Many Canadians remember Marilyn Bell, the courageous Toronto teenager who in 1954 became the first long-distance swimmer to conquer the cold waters of Lake Ontario. Almost forgotten today is another long-distance swimmer, Shirley Campbell, known in her day as the Fergus Flash.

Campbell was born in Fergus in 1935 to Thomas and Florence (nee Church) Campbell. She was only six when her father died. Because Thomas had worked at the Beatty factory, the Campbell family was given a lifetime membership at the swimming pool W.G. Beatty had built for Fergus.

Little Shirley began swimming there regularly and caught the attention of swimming coach Bert Crockett. Under Crockett’s guidance, Campbell became a powerful swimmer with a strong determination to succeed.

By age 10 she had won provincial competitions in Toronto.

In 1952, a team that included Marilyn and her sister Joan easily won the 400-yard relay event at the Dominion Championship. Then Campbell set a record in winning the 400-yard individual event.

That year Campbell hoped to join the Canadian swimming team bound for the Olympics in Helsinki. Unfortunately, she caught the flu just before the qualification competition. She swam despite a high fever, and lost to another swimmer by one-fifth of a second.

Campbell would have been considered too old to compete in the 1956 Olympics, so she turned professional, hoping to help her family financially. She won the Canadian National Exhibition Marathon twice, and then the 1953 three-mile World Championship. She collected cash prizes and earned money
from sponsorships.

The press called Campbell Canada’s “It Girl,” and ran feature stories about her. It seemed that Shirley was on a clear road to fame and fortune.

But Campbell was still a minor. Concerned for her safety, her mother wouldn’t allow her to compete in the 1954 Atlantic City Centennial Swim, a 26-mile (41.8 km) race in the ocean. Marilyn Bell won the women’s competition in that event. Without intending to upstage a fellow Canadian athlete,
Bell would win glory that might otherwise have gone to Campbell.

Marilyn had trained with Shirley and admired her. But it was Bell, two years younger than Campbell, who captured the world’s attention and became Canada’s sweetheart when she successfully swam across Lake Ontario. She followed that up by becoming the youngest person to swim the English
Channel.

Bell was named Canada’s athlete of the year and covered with awards.

In 1955, Campbell tried to swim Lake Ontario.

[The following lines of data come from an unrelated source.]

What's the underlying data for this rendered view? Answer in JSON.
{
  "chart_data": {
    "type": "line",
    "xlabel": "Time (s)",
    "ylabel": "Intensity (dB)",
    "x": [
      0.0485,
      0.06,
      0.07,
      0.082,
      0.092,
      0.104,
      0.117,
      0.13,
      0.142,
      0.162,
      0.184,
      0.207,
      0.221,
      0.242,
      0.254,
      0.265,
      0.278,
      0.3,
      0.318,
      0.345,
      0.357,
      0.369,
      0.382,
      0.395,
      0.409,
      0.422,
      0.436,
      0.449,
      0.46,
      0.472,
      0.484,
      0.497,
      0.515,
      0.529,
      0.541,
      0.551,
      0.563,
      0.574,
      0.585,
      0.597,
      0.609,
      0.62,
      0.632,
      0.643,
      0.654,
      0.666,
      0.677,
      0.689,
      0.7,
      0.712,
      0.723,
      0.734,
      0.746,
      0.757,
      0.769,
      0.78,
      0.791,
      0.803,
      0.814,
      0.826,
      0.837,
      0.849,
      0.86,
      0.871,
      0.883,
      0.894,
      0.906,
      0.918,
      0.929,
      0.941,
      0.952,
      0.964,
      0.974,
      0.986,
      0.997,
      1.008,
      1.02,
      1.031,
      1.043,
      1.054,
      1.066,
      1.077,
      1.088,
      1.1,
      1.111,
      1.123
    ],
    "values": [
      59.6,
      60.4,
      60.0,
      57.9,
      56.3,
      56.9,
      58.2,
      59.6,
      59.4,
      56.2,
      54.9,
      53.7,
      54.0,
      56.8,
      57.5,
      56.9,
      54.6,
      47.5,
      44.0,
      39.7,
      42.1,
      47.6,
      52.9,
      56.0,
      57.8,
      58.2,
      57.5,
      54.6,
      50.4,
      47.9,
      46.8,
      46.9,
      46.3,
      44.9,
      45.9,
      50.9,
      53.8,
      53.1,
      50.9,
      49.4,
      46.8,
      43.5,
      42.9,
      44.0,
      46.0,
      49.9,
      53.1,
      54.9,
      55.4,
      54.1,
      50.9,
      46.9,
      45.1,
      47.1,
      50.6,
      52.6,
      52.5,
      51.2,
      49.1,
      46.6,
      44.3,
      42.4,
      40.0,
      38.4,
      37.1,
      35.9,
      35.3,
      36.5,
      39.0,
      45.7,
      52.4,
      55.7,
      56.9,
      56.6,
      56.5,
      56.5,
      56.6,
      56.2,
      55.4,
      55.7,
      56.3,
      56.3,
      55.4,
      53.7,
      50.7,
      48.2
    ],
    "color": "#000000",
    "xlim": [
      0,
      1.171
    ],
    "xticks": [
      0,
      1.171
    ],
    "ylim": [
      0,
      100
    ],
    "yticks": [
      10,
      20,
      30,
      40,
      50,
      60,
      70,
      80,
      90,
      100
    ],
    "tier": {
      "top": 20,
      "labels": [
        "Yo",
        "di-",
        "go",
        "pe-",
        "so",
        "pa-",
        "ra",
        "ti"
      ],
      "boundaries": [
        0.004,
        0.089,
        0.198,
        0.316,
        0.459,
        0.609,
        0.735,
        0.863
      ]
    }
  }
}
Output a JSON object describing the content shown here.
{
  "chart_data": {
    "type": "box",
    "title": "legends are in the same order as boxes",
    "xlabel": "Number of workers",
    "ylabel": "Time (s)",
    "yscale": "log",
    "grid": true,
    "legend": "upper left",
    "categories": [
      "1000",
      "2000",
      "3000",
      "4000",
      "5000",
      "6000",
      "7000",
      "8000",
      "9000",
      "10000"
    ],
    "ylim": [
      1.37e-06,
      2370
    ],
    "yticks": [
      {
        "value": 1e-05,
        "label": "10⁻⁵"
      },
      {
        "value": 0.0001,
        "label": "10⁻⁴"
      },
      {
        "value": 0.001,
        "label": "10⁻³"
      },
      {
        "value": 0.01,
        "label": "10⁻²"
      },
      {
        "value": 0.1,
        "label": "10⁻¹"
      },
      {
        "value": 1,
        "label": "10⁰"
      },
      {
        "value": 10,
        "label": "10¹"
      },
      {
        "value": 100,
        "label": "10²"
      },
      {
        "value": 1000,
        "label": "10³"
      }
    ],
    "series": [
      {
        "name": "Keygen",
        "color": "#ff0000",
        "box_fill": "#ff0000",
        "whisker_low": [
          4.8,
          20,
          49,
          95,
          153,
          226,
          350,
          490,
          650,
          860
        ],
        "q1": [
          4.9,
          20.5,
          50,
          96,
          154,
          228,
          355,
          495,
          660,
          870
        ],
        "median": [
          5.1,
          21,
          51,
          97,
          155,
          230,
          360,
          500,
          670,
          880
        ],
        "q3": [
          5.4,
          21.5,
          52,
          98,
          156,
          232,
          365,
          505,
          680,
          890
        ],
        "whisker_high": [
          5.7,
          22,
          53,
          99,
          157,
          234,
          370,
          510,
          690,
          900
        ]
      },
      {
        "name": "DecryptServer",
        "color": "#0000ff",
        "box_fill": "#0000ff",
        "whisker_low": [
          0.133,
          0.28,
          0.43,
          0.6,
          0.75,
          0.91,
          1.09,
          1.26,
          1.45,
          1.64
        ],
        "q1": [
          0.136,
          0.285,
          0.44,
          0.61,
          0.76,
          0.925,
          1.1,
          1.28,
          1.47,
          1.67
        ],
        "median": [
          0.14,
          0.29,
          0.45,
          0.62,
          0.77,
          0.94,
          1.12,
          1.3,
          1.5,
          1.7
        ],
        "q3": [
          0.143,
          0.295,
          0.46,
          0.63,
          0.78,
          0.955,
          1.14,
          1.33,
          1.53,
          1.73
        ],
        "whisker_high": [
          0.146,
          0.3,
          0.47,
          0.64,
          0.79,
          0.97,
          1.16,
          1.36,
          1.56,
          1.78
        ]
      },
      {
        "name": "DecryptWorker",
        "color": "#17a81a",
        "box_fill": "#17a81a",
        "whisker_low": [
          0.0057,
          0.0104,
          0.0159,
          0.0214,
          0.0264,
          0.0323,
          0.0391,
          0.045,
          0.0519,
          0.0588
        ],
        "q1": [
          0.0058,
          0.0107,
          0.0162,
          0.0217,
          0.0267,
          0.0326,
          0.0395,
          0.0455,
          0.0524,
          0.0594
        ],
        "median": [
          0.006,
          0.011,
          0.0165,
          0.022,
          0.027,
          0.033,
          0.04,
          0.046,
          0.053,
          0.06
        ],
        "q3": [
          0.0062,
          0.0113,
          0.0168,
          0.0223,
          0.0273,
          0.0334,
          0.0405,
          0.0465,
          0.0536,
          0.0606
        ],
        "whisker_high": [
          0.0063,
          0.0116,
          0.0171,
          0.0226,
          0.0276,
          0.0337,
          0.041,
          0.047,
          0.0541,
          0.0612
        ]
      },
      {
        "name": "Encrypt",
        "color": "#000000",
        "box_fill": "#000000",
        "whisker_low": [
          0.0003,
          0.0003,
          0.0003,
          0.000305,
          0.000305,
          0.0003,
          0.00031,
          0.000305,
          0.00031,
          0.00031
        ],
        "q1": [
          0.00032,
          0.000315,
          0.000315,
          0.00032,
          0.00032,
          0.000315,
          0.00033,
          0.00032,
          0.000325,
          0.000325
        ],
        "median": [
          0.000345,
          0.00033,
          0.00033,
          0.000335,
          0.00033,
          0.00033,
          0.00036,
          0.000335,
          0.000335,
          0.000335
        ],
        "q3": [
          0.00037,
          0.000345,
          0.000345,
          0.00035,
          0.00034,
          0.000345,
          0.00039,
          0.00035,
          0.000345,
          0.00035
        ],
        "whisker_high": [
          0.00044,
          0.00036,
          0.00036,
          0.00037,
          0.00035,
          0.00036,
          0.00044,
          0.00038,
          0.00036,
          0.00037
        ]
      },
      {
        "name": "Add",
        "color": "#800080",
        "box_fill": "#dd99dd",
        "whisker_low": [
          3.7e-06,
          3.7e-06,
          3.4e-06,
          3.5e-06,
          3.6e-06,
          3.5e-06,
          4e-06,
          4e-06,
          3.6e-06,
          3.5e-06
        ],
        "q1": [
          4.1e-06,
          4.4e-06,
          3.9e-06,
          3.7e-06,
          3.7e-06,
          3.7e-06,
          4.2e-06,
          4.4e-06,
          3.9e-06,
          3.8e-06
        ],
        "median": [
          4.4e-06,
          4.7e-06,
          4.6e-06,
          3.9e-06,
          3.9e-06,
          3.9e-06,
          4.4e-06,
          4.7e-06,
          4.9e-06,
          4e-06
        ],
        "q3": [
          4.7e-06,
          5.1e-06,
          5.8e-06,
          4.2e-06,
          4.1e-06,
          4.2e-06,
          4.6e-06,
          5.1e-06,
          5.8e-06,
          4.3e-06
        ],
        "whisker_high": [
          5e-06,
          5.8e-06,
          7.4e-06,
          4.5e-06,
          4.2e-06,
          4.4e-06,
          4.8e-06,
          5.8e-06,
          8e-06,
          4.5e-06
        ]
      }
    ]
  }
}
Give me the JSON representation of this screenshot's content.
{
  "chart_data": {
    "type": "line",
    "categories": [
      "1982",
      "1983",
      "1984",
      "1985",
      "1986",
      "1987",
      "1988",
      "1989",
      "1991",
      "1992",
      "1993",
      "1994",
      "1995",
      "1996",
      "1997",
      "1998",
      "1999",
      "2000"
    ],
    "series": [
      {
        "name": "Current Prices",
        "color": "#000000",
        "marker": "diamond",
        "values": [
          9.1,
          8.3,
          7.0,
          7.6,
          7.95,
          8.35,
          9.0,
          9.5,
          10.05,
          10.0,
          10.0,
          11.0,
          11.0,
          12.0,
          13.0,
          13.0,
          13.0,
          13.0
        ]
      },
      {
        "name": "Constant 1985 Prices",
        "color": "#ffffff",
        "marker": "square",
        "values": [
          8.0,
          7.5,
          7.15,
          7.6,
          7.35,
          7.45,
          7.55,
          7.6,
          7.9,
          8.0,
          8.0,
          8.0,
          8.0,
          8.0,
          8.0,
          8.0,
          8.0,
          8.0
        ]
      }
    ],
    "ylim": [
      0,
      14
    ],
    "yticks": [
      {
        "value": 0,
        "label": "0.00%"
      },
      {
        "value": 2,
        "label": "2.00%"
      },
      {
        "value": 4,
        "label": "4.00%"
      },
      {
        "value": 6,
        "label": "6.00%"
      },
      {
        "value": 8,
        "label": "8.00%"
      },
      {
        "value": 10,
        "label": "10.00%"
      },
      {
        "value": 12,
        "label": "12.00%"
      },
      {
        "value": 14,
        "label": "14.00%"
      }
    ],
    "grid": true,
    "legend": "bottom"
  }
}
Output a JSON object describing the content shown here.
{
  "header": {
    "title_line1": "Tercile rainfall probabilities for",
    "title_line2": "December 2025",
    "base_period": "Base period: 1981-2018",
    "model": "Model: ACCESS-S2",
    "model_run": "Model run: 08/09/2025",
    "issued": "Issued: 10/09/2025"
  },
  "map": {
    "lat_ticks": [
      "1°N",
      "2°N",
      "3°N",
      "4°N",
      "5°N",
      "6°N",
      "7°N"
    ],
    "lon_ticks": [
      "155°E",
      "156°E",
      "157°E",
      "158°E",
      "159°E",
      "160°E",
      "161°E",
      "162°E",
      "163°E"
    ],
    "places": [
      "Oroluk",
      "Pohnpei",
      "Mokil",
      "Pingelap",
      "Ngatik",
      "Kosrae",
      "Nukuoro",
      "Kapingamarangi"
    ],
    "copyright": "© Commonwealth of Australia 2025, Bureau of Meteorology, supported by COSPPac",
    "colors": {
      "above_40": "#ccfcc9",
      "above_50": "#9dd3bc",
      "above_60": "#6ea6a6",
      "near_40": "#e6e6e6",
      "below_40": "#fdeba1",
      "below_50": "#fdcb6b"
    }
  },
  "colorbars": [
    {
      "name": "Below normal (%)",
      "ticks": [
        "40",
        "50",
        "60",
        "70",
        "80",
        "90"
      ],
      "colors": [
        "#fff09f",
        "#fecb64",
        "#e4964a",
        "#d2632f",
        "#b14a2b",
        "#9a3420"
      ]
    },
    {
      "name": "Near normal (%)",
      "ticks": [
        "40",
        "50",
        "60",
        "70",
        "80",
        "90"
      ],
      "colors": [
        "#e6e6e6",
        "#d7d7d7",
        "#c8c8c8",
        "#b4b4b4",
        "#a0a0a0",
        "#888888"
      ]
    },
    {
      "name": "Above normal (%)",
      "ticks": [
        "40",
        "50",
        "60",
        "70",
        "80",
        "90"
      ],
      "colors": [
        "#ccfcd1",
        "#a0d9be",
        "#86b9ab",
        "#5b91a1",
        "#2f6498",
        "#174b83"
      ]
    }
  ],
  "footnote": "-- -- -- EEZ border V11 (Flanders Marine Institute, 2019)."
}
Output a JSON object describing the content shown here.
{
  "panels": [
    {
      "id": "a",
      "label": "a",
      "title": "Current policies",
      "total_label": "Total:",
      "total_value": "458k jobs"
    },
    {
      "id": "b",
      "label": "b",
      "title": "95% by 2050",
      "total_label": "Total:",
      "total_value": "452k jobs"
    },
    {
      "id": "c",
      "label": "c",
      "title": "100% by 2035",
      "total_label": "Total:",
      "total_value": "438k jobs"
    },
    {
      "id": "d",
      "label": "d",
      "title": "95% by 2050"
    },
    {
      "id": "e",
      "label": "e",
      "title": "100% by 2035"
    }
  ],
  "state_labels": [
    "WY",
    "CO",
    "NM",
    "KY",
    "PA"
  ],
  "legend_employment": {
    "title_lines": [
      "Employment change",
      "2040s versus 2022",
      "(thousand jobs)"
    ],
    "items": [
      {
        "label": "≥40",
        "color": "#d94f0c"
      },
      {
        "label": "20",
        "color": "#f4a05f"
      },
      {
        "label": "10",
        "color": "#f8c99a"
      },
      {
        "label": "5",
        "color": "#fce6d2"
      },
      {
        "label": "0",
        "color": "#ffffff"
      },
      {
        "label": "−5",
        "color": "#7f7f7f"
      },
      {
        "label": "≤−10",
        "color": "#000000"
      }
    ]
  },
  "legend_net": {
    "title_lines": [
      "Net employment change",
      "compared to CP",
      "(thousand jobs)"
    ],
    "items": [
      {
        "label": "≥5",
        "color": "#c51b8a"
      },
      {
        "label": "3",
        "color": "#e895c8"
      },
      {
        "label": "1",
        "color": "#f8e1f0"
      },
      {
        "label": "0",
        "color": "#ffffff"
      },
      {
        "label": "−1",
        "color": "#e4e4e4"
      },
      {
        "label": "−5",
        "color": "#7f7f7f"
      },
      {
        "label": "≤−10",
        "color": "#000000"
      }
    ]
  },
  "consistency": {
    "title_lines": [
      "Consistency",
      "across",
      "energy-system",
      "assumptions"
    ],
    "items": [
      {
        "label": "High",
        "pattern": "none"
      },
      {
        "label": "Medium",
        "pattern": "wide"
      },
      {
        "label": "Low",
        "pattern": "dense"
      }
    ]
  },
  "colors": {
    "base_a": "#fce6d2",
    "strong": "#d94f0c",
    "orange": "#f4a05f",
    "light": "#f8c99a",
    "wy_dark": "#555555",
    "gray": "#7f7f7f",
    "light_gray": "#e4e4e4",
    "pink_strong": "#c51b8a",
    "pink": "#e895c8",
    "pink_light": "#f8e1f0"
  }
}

After a promising start, bad luck dogged her every stroke. A reporter in her guide boat accidentally knocked the compass overboard and in the darkness of night the navigator got lost, throwing Campbell off course. Then the weather deteriorated and Campbell
was fighting 10-foot tall waves. Weeping and exhausted, she was pulled out of the water.

Campbell took on Lake Ontario again the next year. This time she was pulled from the water less than a kilometre from the Toronto shore, numb from cold and limp with fatigue. It was a heroic effort, but there were no accolades for almost succeeding.

Campbell retired from professional competition after that. She married her childhood sweetheart and the couple adopted two children. But the marriage was stormy and ended in divorce.

Campbell’s life became a nightmare of financial troubles, bipolar disorder, alcoholism and drug addiction. She lost everything and became estranged from her children.

Campbell would periodically emerge to work successfully in business and compete in swimming as a master’s age athlete, even winning a gold medal in Australia, but then slip back into the darkness.

In her later years she finally did regain control of her life. Shirley Campbell died on Feb. 6, 2019, and is buried in Belsyde Cemetery. A champion in spite of all misfortunes.